Les manifestants parisiens, 4000 environ selon une source policière, se sont repliés sur la place d'Italie, dans le sud-est de la capitale, où ils ont de nouveau clamé leur refus du passage de 62 à 64 ans de l'âge de départ à la retraite, pierre angulaire de la réforme voulue par Emmanuel Macron et très impopulaire. Les images du journaliste indépendant Clément Lanot témoignent de lancers de gaz lacrymogènes et de barricades.

"Je suis assise devant l’ordinateur toute la journée, j'ai mal aux yeux, mal à la tête, j’ai déjà fait deux phlébites", a raconté une manifestante de 55 ans. Des incidents commençaient à se produire en début de soirée: feux de poubelles, abris-bus saccagés etc. Face aux casseurs, les organisateurs ont décidé la dissolution de la manifestation.

Depuis la décision du gouvernement de faire adopter la réforme sans vote à l'Assemblée nationale, la mobilisation s'est durcie, portée par de jeunes militants peu nombreux mais lassés des manifestations massives qui se succèdent depuis mi-janvier.
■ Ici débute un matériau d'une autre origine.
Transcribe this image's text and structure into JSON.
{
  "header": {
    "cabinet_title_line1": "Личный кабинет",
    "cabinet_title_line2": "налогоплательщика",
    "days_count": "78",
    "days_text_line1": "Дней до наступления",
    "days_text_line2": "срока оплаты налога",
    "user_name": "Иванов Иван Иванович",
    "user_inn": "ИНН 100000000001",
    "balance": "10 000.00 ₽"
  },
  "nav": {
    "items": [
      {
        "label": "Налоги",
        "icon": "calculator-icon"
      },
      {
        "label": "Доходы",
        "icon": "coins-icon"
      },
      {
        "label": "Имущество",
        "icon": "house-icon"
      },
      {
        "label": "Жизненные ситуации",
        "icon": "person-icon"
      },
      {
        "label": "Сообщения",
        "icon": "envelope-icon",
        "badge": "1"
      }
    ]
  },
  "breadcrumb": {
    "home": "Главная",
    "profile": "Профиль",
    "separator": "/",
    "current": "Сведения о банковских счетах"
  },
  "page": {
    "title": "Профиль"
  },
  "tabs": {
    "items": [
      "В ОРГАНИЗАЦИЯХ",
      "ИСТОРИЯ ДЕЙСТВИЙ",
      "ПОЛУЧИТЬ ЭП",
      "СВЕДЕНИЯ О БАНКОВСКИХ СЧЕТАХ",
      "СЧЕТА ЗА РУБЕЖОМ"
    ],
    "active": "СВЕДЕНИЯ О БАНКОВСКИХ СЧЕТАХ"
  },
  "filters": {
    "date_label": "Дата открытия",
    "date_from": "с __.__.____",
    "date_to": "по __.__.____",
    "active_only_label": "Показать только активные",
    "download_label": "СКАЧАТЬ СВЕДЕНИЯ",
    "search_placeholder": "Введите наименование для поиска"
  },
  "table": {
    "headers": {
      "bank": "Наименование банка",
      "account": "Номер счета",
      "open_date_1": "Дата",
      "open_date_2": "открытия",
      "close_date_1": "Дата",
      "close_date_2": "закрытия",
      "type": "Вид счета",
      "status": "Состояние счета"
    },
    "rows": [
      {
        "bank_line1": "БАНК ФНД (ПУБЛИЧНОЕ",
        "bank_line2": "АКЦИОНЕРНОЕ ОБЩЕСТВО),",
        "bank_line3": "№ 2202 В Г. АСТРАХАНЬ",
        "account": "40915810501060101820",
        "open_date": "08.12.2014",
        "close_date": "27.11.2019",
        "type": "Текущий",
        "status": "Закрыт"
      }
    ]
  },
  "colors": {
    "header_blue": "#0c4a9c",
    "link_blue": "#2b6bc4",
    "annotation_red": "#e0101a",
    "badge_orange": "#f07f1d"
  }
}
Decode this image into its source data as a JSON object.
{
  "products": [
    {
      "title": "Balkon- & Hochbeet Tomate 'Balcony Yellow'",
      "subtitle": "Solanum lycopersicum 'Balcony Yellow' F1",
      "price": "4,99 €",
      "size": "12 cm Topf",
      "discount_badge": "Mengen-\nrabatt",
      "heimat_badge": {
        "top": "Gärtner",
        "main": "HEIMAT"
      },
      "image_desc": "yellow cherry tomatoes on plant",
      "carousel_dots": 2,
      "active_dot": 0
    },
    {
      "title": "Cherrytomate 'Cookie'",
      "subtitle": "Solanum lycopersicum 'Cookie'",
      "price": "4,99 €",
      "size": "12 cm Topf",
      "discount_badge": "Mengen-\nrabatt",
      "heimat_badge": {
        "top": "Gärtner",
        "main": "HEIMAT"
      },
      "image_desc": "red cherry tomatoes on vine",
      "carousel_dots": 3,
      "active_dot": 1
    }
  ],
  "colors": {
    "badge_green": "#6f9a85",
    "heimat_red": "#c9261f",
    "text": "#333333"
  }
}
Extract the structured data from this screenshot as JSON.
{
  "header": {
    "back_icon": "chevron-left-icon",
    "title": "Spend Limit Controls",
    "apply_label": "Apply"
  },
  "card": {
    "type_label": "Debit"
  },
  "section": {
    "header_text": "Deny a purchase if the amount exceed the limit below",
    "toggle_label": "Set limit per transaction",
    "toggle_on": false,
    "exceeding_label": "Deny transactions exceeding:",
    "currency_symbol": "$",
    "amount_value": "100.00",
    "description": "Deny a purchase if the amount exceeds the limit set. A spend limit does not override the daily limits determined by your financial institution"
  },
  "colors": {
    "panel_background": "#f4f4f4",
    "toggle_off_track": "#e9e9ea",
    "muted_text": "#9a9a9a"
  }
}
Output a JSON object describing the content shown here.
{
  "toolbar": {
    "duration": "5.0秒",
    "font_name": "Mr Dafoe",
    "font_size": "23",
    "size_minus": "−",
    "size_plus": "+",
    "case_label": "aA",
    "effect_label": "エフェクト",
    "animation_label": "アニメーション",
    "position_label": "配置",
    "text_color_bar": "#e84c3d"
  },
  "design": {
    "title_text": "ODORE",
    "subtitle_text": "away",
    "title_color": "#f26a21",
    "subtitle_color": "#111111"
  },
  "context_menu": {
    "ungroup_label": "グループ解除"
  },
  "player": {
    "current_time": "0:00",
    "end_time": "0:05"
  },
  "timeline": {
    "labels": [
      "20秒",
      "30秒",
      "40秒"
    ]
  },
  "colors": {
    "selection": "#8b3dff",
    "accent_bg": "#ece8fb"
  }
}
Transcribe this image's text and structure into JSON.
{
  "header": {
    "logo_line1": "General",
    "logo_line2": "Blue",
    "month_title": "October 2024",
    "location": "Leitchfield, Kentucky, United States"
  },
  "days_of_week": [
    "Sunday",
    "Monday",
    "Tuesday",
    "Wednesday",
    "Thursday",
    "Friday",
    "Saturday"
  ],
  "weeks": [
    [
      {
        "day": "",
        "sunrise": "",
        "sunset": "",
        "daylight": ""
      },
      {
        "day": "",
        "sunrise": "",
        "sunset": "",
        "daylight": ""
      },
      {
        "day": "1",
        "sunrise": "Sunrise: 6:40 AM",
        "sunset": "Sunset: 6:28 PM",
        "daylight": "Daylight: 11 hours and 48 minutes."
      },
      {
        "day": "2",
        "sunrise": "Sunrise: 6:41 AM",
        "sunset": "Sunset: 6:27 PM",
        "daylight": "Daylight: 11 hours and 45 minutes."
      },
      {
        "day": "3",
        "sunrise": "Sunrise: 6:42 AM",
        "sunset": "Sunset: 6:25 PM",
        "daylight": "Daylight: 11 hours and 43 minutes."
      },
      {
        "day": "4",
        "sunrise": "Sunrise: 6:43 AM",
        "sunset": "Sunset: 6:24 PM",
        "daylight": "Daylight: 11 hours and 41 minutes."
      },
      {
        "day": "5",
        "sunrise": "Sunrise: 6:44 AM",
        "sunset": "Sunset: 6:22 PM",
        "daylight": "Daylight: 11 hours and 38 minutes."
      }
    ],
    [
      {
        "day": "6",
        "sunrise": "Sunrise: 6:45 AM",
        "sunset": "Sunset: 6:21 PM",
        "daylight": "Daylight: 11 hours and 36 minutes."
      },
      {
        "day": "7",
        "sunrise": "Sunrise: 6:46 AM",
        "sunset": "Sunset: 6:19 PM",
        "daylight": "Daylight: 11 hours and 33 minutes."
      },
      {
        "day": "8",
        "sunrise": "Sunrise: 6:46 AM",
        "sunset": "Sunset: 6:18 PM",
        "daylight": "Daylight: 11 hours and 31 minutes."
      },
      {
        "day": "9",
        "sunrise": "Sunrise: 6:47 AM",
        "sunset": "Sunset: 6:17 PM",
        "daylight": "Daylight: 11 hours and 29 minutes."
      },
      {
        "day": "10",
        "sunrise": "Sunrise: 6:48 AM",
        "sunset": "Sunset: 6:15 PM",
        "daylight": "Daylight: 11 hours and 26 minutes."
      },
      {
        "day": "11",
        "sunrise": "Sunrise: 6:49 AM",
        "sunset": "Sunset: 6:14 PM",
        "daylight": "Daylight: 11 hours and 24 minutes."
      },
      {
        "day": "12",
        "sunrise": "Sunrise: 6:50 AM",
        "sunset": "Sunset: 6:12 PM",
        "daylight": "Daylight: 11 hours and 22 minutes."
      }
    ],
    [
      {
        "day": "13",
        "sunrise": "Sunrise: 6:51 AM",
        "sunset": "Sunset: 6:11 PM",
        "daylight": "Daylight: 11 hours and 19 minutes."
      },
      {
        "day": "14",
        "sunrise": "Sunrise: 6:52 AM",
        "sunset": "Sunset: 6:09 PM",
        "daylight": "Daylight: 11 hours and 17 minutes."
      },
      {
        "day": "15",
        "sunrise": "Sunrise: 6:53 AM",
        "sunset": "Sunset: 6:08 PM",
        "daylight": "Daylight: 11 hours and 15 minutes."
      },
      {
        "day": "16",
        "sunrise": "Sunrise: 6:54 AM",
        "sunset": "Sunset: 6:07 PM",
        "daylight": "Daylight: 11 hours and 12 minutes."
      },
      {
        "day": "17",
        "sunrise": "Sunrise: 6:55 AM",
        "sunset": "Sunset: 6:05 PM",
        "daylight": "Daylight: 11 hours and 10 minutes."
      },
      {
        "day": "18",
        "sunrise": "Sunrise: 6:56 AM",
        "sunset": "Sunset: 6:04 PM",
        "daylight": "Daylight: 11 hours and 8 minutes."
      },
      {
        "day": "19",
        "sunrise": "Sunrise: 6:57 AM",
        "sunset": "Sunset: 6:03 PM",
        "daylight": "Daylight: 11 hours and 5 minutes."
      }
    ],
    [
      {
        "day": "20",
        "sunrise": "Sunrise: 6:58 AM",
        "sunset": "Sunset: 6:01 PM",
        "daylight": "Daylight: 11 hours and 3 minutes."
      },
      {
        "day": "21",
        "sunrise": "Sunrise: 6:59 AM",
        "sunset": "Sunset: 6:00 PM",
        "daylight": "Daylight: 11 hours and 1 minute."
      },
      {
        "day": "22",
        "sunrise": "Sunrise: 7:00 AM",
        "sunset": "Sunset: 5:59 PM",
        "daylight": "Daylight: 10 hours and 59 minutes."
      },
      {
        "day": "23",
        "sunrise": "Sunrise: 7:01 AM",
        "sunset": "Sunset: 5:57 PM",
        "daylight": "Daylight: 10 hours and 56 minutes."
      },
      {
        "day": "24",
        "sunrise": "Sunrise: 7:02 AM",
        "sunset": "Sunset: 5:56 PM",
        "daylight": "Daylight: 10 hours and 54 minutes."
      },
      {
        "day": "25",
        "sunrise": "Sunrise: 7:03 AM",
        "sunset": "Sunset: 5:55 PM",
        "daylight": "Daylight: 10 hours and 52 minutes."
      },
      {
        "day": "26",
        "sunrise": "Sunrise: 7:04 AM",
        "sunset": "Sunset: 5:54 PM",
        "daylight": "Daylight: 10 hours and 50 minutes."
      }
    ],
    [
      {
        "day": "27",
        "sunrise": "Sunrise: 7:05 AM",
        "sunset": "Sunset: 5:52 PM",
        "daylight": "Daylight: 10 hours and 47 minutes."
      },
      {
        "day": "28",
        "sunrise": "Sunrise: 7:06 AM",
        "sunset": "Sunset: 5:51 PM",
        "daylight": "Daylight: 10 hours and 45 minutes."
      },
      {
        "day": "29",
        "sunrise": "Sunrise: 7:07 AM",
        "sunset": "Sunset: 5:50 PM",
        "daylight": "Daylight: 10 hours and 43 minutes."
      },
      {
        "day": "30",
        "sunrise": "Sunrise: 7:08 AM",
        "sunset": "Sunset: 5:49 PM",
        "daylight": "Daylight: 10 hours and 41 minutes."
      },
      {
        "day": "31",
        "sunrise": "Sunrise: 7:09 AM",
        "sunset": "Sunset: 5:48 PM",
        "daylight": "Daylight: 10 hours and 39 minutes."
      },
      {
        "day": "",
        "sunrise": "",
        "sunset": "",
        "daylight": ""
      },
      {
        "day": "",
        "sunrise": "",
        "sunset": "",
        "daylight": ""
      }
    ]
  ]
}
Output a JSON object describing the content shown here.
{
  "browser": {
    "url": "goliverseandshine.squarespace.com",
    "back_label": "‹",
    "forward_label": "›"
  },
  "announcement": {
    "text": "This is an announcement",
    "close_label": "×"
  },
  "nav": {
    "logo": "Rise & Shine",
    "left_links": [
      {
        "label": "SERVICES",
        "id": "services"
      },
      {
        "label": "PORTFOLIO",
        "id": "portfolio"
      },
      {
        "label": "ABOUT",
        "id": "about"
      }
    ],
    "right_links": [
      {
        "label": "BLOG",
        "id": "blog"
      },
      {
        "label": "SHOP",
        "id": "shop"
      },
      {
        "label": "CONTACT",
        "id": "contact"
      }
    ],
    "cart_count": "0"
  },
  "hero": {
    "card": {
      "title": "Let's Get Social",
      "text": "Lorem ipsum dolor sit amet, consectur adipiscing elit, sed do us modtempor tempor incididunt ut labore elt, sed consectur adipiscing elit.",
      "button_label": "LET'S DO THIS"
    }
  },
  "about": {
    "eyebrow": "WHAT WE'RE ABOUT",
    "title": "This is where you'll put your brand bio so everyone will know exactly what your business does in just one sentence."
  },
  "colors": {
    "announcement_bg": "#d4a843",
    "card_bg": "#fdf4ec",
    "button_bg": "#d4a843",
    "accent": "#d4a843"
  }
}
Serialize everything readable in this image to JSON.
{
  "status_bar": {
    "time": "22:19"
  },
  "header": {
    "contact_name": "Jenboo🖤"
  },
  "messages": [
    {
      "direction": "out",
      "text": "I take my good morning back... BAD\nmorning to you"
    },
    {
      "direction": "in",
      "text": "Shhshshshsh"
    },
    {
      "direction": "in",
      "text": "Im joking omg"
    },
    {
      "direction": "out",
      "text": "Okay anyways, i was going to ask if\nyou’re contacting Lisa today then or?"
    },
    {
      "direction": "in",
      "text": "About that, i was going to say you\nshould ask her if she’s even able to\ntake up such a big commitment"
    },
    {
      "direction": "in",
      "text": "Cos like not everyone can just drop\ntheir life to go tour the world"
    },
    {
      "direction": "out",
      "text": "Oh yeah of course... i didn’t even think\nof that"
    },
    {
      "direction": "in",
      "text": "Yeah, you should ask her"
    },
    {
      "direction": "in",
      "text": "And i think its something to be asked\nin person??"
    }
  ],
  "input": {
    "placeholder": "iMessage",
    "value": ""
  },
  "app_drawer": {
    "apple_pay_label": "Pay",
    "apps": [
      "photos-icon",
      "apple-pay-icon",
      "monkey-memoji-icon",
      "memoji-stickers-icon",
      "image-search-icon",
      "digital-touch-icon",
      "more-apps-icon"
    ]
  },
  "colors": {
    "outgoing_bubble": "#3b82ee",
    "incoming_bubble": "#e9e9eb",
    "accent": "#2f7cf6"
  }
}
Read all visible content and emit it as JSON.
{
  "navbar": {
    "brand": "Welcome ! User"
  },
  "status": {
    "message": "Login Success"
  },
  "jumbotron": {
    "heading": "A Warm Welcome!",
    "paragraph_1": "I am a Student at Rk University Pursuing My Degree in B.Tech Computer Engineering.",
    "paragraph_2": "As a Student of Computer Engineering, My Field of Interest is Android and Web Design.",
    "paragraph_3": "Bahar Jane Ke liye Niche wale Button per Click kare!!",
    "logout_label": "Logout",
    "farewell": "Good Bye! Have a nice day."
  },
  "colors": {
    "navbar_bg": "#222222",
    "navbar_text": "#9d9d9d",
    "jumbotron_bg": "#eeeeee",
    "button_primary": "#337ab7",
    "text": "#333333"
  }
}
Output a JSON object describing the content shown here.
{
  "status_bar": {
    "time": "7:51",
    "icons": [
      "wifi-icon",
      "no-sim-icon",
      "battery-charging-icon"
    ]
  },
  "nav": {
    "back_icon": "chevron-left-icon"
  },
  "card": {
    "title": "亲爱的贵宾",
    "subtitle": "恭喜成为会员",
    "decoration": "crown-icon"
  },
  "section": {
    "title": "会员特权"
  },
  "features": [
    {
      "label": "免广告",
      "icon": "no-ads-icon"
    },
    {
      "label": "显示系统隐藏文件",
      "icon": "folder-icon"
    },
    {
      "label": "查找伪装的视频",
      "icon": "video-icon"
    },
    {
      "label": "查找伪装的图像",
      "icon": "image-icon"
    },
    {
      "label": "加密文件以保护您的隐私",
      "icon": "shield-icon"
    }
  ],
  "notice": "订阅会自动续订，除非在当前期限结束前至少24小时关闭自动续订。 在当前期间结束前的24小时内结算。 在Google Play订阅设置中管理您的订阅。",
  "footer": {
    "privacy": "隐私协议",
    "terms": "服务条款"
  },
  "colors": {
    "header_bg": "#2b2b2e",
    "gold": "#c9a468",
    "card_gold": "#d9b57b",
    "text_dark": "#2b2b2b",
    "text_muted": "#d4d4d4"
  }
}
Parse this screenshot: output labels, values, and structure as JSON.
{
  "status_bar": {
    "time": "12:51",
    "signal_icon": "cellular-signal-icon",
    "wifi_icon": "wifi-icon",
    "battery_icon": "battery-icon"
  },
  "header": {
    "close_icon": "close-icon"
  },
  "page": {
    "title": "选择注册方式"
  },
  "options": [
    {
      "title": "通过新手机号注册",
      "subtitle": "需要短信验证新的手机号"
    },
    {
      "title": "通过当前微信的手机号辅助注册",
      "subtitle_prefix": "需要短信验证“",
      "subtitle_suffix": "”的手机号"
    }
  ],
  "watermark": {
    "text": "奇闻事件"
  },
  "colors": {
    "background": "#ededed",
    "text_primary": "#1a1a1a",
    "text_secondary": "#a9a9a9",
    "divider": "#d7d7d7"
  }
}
"Que nous reste-t-il à part continuer à manifester ? On n’a que la mobilisation, qui était pacifique jusqu’au 49.3. Mais maintenant, ça va potentiellement mettre de la tension sociale partout", a indiqué Romain Morizot, 33 ans, ingénieur télécom dans l’aviation, croisé dans le cortège à Marseille, deuxième ville française.

Des rassemblements se sont tenus un peu partout dans le pays, à Brest (ouest), Toulon ou Montpellier (sud-est), avant une nouvelle journée d'action nationale prévue jeudi.

"Le président de la République suit évidemment l’évolution de la situation" sur le terrain, a indiqué l'entourage d’Emmanuel Macron.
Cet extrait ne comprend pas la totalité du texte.